Director Danny Boyle never disappoints me. All of his films are special, but there's something that sets him apart from other great directors like Quentin Tarantino, David Lynch and Steven Spielberg. Those directors all have a distinctive style. You can watch a new film by any of them and recognise who made it. I'm not saying that as a criticism. Why should Quentin Tarantino be a second-rate Spielberg when he can be the world's best Tarantino? Danny Boyle is someone who doesn't have a recognisable style. If you look at the films "Slumdog Millionaire", "Steve Jobs" and "Trance", they're not recognisable as the works of the same director. They're all brilliant films, but totally different to one another.

And "Yesterday" is another film that's untypical for Danny Boyle. Or maybe I should say it's typical, because what's typical for his films is that there's nothing typical about them.

The film is about Jack Malik, a struggling musician from Lowestoft. That's a well known town in England, but if you're from any other country you'll have to look it up on a map. Jack is about to give up his musical career and return to his previous job as a teacher, when he's involved in an accident. During a global blackout he's hit by a bus and knocked off his bike. When he wakes up he finds out that the world is subtly different. There's no Coca Cola, there are no cigarettes, and the Beatles never existed.

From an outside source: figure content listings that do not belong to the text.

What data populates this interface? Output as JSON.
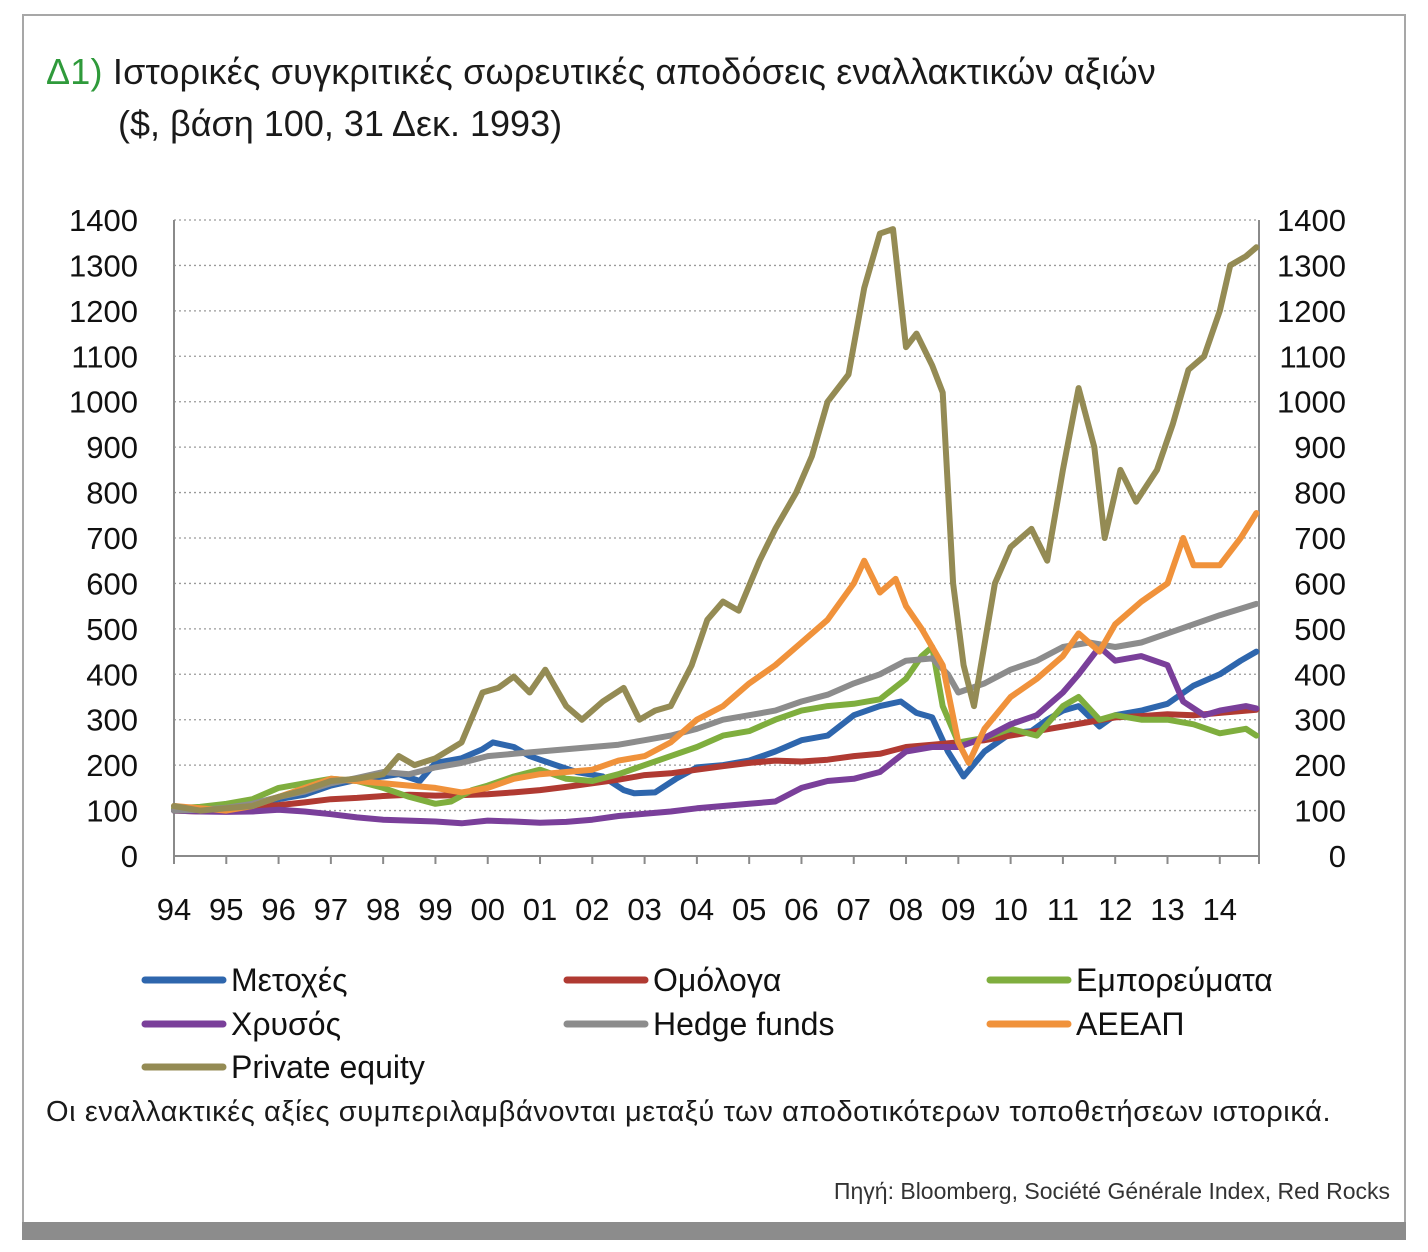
{
  "title_tag": "Δ1)",
  "title": "Ιστορικές συγκριτικές σωρευτικές αποδόσεις εναλλακτικών αξιών",
  "subtitle": "($, βάση 100, 31 Δεκ. 1993)",
  "note": "Οι εναλλακτικές αξίες συμπεριλαμβάνονται μεταξύ των αποδοτικότερων τοποθετήσεων ιστορικά.",
  "source": "Πηγή: Bloomberg, Société Générale Index, Red Rocks",
  "chart_data": {
    "type": "line",
    "title": "",
    "xlabel": "",
    "ylabel": "",
    "xlim": [
      1994.0,
      2014.75
    ],
    "ylim": [
      0,
      1400
    ],
    "y_ticks": [
      0,
      100,
      200,
      300,
      400,
      500,
      600,
      700,
      800,
      900,
      1000,
      1100,
      1200,
      1300,
      1400
    ],
    "x_tick_labels": [
      "94",
      "95",
      "96",
      "97",
      "98",
      "99",
      "00",
      "01",
      "02",
      "03",
      "04",
      "05",
      "06",
      "07",
      "08",
      "09",
      "10",
      "11",
      "12",
      "13",
      "14"
    ],
    "secondary_y_axis": true,
    "grid": "horizontal dotted",
    "legend_position": "bottom",
    "series": [
      {
        "name": "Μετοχές",
        "color": "#2e66ad",
        "x": [
          1994,
          1994.5,
          1995,
          1995.5,
          1996,
          1996.5,
          1997,
          1997.5,
          1998,
          1998.3,
          1998.7,
          1999,
          1999.5,
          1999.9,
          2000.1,
          2000.5,
          2000.8,
          2001.3,
          2001.7,
          2002.2,
          2002.6,
          2002.8,
          2003.2,
          2003.6,
          2004,
          2004.5,
          2005,
          2005.5,
          2006,
          2006.5,
          2007,
          2007.5,
          2007.9,
          2008.2,
          2008.5,
          2008.8,
          2009.1,
          2009.5,
          2010,
          2010.4,
          2010.7,
          2011,
          2011.3,
          2011.7,
          2012,
          2012.5,
          2013,
          2013.5,
          2014,
          2014.4,
          2014.7
        ],
        "y": [
          100,
          102,
          104,
          112,
          125,
          135,
          155,
          168,
          175,
          180,
          165,
          205,
          215,
          235,
          250,
          240,
          220,
          200,
          185,
          175,
          145,
          138,
          140,
          170,
          195,
          200,
          210,
          230,
          255,
          265,
          310,
          330,
          340,
          315,
          305,
          230,
          175,
          230,
          270,
          275,
          300,
          320,
          330,
          285,
          310,
          320,
          335,
          375,
          400,
          430,
          450
        ]
      },
      {
        "name": "Ομόλογα",
        "color": "#b03a32",
        "x": [
          1994,
          1994.5,
          1995,
          1995.5,
          1996,
          1996.5,
          1997,
          1997.5,
          1998,
          1998.5,
          1999,
          1999.5,
          2000,
          2000.5,
          2001,
          2001.5,
          2002,
          2002.5,
          2003,
          2003.5,
          2004,
          2004.5,
          2005,
          2005.5,
          2006,
          2006.5,
          2007,
          2007.5,
          2008,
          2008.5,
          2009,
          2009.5,
          2010,
          2010.5,
          2011,
          2011.5,
          2012,
          2012.5,
          2013,
          2013.5,
          2014,
          2014.7
        ],
        "y": [
          100,
          98,
          102,
          108,
          112,
          118,
          125,
          128,
          132,
          135,
          133,
          134,
          136,
          140,
          145,
          152,
          160,
          168,
          178,
          182,
          190,
          198,
          205,
          210,
          208,
          212,
          220,
          225,
          240,
          245,
          250,
          255,
          265,
          275,
          285,
          295,
          305,
          308,
          312,
          310,
          315,
          322
        ]
      },
      {
        "name": "Εμπορεύματα",
        "color": "#7fae3e",
        "x": [
          1994,
          1994.5,
          1995,
          1995.5,
          1996,
          1996.5,
          1997,
          1997.5,
          1998,
          1998.5,
          1999,
          1999.3,
          1999.7,
          2000,
          2000.5,
          2001,
          2001.5,
          2002,
          2002.5,
          2003,
          2003.5,
          2004,
          2004.5,
          2005,
          2005.5,
          2006,
          2006.5,
          2007,
          2007.5,
          2008,
          2008.3,
          2008.5,
          2008.7,
          2009,
          2009.5,
          2010,
          2010.5,
          2011,
          2011.3,
          2011.7,
          2012,
          2012.5,
          2013,
          2013.5,
          2014,
          2014.5,
          2014.7
        ],
        "y": [
          105,
          108,
          115,
          125,
          150,
          160,
          170,
          165,
          150,
          130,
          115,
          120,
          145,
          155,
          175,
          190,
          170,
          165,
          180,
          200,
          220,
          240,
          265,
          275,
          300,
          320,
          330,
          335,
          345,
          390,
          440,
          460,
          330,
          250,
          260,
          280,
          265,
          330,
          350,
          300,
          310,
          300,
          300,
          290,
          270,
          280,
          265
        ]
      },
      {
        "name": "Χρυσός",
        "color": "#7a3f9a",
        "x": [
          1994,
          1994.5,
          1995,
          1995.5,
          1996,
          1996.5,
          1997,
          1997.5,
          1998,
          1998.5,
          1999,
          1999.5,
          2000,
          2000.5,
          2001,
          2001.5,
          2002,
          2002.5,
          2003,
          2003.5,
          2004,
          2004.5,
          2005,
          2005.5,
          2006,
          2006.5,
          2007,
          2007.5,
          2008,
          2008.5,
          2009,
          2009.5,
          2010,
          2010.5,
          2011,
          2011.3,
          2011.7,
          2012,
          2012.5,
          2013,
          2013.3,
          2013.7,
          2014,
          2014.5,
          2014.7
        ],
        "y": [
          100,
          98,
          97,
          98,
          102,
          98,
          92,
          85,
          80,
          78,
          76,
          72,
          78,
          76,
          73,
          75,
          80,
          88,
          93,
          98,
          105,
          110,
          115,
          120,
          150,
          165,
          170,
          185,
          230,
          240,
          240,
          260,
          290,
          310,
          360,
          400,
          460,
          430,
          440,
          420,
          340,
          310,
          320,
          330,
          325
        ]
      },
      {
        "name": "Hedge funds",
        "color": "#8c8c8c",
        "x": [
          1994,
          1994.5,
          1995,
          1995.5,
          1996,
          1996.5,
          1997,
          1997.5,
          1998,
          1998.5,
          1999,
          1999.5,
          2000,
          2000.5,
          2001,
          2001.5,
          2002,
          2002.5,
          2003,
          2003.5,
          2004,
          2004.5,
          2005,
          2005.5,
          2006,
          2006.5,
          2007,
          2007.5,
          2008,
          2008.5,
          2008.8,
          2009,
          2009.5,
          2010,
          2010.5,
          2011,
          2011.5,
          2012,
          2012.5,
          2013,
          2013.5,
          2014,
          2014.7
        ],
        "y": [
          100,
          102,
          106,
          115,
          130,
          142,
          160,
          172,
          185,
          180,
          195,
          205,
          220,
          225,
          230,
          235,
          240,
          245,
          255,
          265,
          280,
          300,
          310,
          320,
          340,
          355,
          380,
          400,
          430,
          435,
          400,
          360,
          380,
          410,
          430,
          460,
          470,
          460,
          470,
          490,
          510,
          530,
          555
        ]
      },
      {
        "name": "ΑΕΕΑΠ",
        "color": "#f0923b",
        "x": [
          1994,
          1994.5,
          1995,
          1995.5,
          1996,
          1996.5,
          1997,
          1997.5,
          1998,
          1998.5,
          1999,
          1999.5,
          2000,
          2000.5,
          2001,
          2001.5,
          2002,
          2002.5,
          2003,
          2003.5,
          2004,
          2004.5,
          2005,
          2005.5,
          2006,
          2006.5,
          2007,
          2007.2,
          2007.5,
          2007.8,
          2008,
          2008.3,
          2008.7,
          2009,
          2009.2,
          2009.5,
          2010,
          2010.5,
          2011,
          2011.3,
          2011.7,
          2012,
          2012.5,
          2013,
          2013.3,
          2013.5,
          2014,
          2014.4,
          2014.7
        ],
        "y": [
          110,
          105,
          100,
          110,
          130,
          150,
          170,
          165,
          160,
          155,
          150,
          140,
          150,
          170,
          180,
          185,
          190,
          210,
          220,
          250,
          300,
          330,
          380,
          420,
          470,
          520,
          600,
          650,
          580,
          610,
          550,
          500,
          420,
          250,
          205,
          280,
          350,
          390,
          440,
          490,
          450,
          510,
          560,
          600,
          700,
          640,
          640,
          700,
          755
        ]
      },
      {
        "name": "Private equity",
        "color": "#948b54",
        "x": [
          1994,
          1994.5,
          1995,
          1995.5,
          1996,
          1996.5,
          1997,
          1997.5,
          1998,
          1998.3,
          1998.6,
          1999,
          1999.5,
          1999.9,
          2000.2,
          2000.5,
          2000.8,
          2001.1,
          2001.5,
          2001.8,
          2002.2,
          2002.6,
          2002.9,
          2003.2,
          2003.5,
          2003.9,
          2004.2,
          2004.5,
          2004.8,
          2005.2,
          2005.5,
          2005.9,
          2006.2,
          2006.5,
          2006.9,
          2007.2,
          2007.5,
          2007.75,
          2008,
          2008.2,
          2008.5,
          2008.7,
          2008.9,
          2009.1,
          2009.3,
          2009.7,
          2010,
          2010.4,
          2010.7,
          2011,
          2011.3,
          2011.6,
          2011.8,
          2012.1,
          2012.4,
          2012.8,
          2013.1,
          2013.4,
          2013.7,
          2014,
          2014.2,
          2014.5,
          2014.7
        ],
        "y": [
          110,
          100,
          105,
          110,
          130,
          145,
          165,
          170,
          180,
          220,
          200,
          215,
          250,
          360,
          370,
          395,
          360,
          410,
          330,
          300,
          340,
          370,
          300,
          320,
          330,
          420,
          520,
          560,
          540,
          650,
          720,
          800,
          880,
          1000,
          1060,
          1250,
          1370,
          1380,
          1120,
          1150,
          1080,
          1020,
          600,
          420,
          330,
          600,
          680,
          720,
          650,
          850,
          1030,
          900,
          700,
          850,
          780,
          850,
          950,
          1070,
          1100,
          1200,
          1300,
          1320,
          1340
        ]
      }
    ]
  }
}
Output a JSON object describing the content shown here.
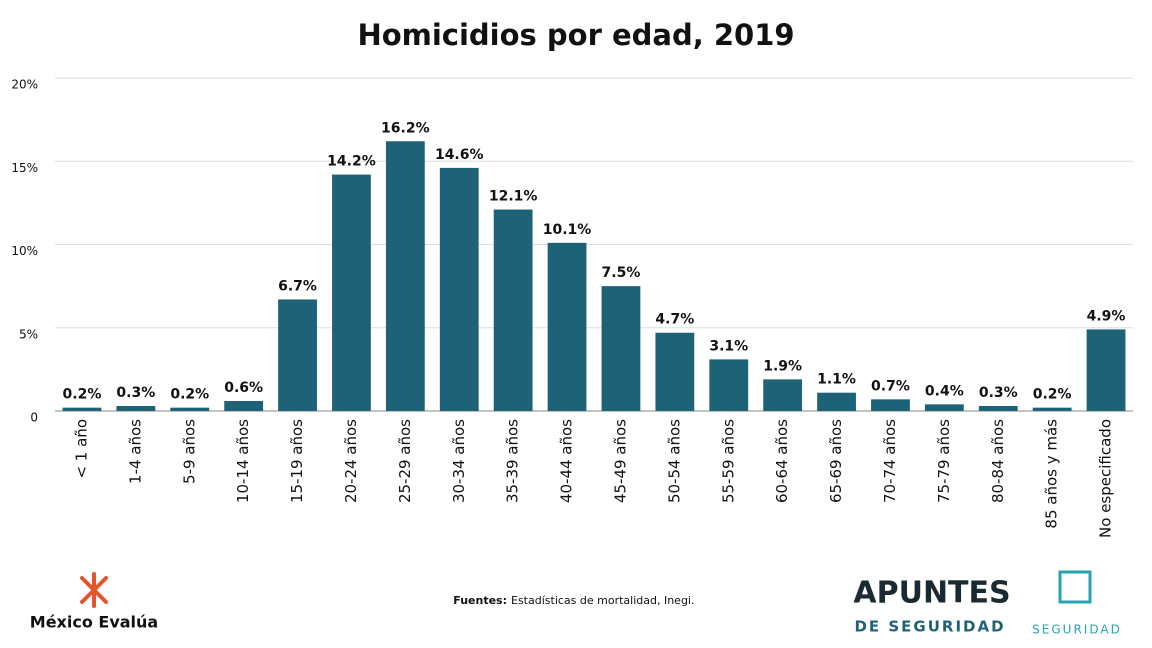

Jack remembers most of the Beatles' songs, so he begins to sing them as his repertoire. At first he says that they were written by John Lennon and Paul McCartney, but when he realises that nobody knows them he says that he wrote the songs himself. Within a month he becomes the world's most famous singer-songwriter.


I have a great respect for the Beatles, especially the creative team of John Lennon and Paul McCartney. Together they wrote countless brilliant pop songs in a few years. They continued to write songs after they split up, but alone they never reached the creative peaks that they did together. I grew up with the Beatles. As a young child I listened to the Beatles records that my parents bought for me. Sitting in the cinema this evening I could sing along with the songs.

However, I have to question whether the Beatles or their songs would be so successful today. It's possible that "Yesterday" could move people as an emotional ballad, but I can't imagine "She Loves You" being a hit if it were written today. The same applies to all of the Beatles' early hits, from "Please Please Me" to "A Hard Day's Night". I wouldn't say that they're dated, but they're still a product of the 1960's. The youth of today has moved on. That's my opinion, anyway. What do you think?

Maybe the film "Yesterday" will awake more interest in the music of the Beatles. I hope so. Their music is too good to be forgotten.